We measured regional cerebral metabolic rates for glucose and selected cerebral metabolites in rats fed one of the following diets for 6 to 7 weeks: (1) regular laboratory chow; (2) high-fat, carbohydrate-free ketogenic diet deriving 10% of its caloric value from proteins and 90% from fat; and (3) high-carbohydrate diet deriving 10% of its caloric value from proteins, 78% from carbohydrates, and 12% from fat. In preliminary experiments, we found that moderate ketosis could not be achieved by diets deriving less than about 90% of their caloric value from fat. Rats maintained on the ketogenic diet had moderately elevated blood beta-hydroxybutyrate (O.4 mM) and acetoacetate (0.2 mM), and a five- to 10-fold increase in their cerebral beta-hydroxybutyrate level. Cerebral levels of glucose, glycogen, lactate, and citrate were similar in all groups. 2-Deoxyglucose studies showed that the ketogenic diet did not significantly alter regional brain glucose utilization. However, rats maintained on the high-carbohydrate diet had a marked decrease in their brain glucose utilization and increased cerebral concentrations of glucose 6-phosphate. These findings indicate that long-term moderate ketonemia does not significantly alter brain glucose phosphorylation. However, even marginal protein dietary deficiency, when coupled with a carbohydrate-rich diet, depresses cerebral glucose utilization to a degree often seen in metabolic encephalopathies. Our results support the clinical contention that protein dietary deficiency coupled with increased carbohydrate intake can lead to CNS dysfunction.
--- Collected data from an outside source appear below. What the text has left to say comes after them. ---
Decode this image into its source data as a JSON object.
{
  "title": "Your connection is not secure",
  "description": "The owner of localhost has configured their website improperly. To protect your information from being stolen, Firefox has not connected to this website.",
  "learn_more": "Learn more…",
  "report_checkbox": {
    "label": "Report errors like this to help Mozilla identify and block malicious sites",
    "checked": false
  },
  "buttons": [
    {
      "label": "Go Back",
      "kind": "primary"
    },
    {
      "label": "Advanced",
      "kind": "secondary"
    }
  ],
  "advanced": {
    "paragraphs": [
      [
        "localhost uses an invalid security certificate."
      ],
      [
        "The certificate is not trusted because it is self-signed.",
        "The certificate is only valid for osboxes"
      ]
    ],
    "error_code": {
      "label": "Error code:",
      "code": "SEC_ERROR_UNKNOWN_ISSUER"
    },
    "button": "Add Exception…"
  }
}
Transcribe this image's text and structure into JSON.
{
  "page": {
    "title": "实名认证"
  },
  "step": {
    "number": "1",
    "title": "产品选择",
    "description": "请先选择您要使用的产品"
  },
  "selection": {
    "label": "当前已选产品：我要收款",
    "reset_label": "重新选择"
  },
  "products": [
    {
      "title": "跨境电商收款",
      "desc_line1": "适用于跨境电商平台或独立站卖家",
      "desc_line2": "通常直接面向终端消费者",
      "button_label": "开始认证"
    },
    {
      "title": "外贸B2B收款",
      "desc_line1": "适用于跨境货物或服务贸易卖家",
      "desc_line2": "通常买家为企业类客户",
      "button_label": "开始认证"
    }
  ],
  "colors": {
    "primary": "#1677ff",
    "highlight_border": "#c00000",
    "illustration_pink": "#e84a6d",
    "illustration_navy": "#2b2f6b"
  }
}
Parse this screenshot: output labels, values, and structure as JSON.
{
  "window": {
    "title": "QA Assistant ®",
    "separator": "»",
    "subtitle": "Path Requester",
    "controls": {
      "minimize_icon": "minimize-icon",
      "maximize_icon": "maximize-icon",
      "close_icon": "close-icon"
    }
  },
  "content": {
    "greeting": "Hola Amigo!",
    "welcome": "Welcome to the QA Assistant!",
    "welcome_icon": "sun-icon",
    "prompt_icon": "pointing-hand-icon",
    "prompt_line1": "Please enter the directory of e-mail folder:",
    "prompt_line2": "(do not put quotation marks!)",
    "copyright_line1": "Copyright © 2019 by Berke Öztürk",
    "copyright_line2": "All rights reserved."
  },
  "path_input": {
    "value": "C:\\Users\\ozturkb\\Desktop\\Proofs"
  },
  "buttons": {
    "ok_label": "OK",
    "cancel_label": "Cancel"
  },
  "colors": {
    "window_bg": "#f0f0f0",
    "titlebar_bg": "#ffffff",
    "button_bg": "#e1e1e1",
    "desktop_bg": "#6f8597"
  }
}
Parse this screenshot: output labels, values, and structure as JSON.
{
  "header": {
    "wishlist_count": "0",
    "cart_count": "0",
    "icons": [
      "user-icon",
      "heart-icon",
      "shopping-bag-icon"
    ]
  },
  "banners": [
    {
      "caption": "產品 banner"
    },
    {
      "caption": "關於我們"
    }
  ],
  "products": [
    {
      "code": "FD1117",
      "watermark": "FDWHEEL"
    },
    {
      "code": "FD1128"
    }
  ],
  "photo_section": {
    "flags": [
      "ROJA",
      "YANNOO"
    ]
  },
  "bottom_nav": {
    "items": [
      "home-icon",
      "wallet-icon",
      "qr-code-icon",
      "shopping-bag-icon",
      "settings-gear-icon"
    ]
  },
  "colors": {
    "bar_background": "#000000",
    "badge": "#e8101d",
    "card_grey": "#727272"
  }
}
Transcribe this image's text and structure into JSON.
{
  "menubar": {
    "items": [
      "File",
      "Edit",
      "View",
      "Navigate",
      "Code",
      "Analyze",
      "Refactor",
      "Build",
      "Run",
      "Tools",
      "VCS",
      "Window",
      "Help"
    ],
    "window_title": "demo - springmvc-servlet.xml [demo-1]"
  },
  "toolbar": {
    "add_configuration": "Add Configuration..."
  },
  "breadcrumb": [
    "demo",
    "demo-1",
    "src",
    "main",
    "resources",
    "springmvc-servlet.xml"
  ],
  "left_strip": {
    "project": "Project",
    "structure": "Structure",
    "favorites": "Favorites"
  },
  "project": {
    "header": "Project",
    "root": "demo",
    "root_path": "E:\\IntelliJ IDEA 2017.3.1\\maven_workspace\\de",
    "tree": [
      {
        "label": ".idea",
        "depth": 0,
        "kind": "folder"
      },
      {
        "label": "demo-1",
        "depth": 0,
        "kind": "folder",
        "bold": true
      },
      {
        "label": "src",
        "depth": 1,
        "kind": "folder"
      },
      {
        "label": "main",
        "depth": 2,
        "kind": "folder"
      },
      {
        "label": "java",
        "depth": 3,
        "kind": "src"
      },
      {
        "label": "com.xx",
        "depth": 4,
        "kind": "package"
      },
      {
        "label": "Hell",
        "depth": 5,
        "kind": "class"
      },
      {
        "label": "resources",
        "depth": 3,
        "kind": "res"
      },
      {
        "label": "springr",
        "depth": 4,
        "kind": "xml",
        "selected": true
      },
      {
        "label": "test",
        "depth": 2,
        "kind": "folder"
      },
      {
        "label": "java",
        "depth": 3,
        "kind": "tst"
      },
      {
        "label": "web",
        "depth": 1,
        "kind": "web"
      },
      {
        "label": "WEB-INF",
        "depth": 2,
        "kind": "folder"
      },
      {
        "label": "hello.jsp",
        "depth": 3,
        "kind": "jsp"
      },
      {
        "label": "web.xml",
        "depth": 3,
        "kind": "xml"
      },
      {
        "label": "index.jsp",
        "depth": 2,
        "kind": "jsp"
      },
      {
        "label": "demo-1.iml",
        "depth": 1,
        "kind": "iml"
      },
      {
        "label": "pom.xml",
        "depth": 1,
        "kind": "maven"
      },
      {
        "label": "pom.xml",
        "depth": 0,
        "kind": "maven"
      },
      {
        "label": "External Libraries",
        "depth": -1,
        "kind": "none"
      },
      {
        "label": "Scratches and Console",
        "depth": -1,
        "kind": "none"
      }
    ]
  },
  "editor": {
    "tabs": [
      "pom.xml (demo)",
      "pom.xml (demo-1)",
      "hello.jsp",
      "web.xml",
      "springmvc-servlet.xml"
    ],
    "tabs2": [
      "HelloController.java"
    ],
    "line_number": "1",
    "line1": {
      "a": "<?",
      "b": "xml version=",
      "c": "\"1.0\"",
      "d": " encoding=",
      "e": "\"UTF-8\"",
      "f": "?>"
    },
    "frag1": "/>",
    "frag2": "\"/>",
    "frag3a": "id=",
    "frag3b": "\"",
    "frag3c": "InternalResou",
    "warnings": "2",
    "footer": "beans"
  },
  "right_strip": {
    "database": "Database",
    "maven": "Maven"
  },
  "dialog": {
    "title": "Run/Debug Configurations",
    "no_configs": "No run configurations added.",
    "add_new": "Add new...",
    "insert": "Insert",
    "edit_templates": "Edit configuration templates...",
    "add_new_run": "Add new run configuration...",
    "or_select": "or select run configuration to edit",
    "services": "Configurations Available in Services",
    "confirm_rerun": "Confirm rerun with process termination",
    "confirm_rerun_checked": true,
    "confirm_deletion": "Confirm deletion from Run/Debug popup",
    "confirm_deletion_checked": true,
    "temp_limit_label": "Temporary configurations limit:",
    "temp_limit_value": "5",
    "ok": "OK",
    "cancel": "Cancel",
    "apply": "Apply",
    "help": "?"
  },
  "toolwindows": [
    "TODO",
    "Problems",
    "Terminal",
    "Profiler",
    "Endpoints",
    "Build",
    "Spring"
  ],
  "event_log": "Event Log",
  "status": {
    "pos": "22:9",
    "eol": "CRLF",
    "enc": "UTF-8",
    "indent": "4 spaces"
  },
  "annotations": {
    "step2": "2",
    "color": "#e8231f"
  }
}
Comments: The brain's primary fuel is glucose. Some people worry that on a low-carb diet, there would be a shortage of glucose to fuel the brain. So they tested it on rats. They gave the rats a low-carb diet. Of course, the usual low-carb things happened: their blood glucose dropped, and their livers started manufacturing ketones (ketosis). After a while, they checked the rats' brains. First, they found that while the blood glucose was low, the brains contained the normal amounts. This means the body was making sure that the brain had enough glucose, and was not having a problem doing it. Second, they found that the ketones were going straight to the brain. Now, ketones are a fuel source. So, very likely, this means that the brain was using ketone as a substitute fuel, to keep from running down the glucose supply. Meanwhile, the group that ate the low-fat diet ended up with a protein deficiency. This deficiency made it difficult for their brains to use glucose. In short, the brains of the low-carb rats received adequate energy supplies, the brains of the low-fat dieters were damaged by energy shortages.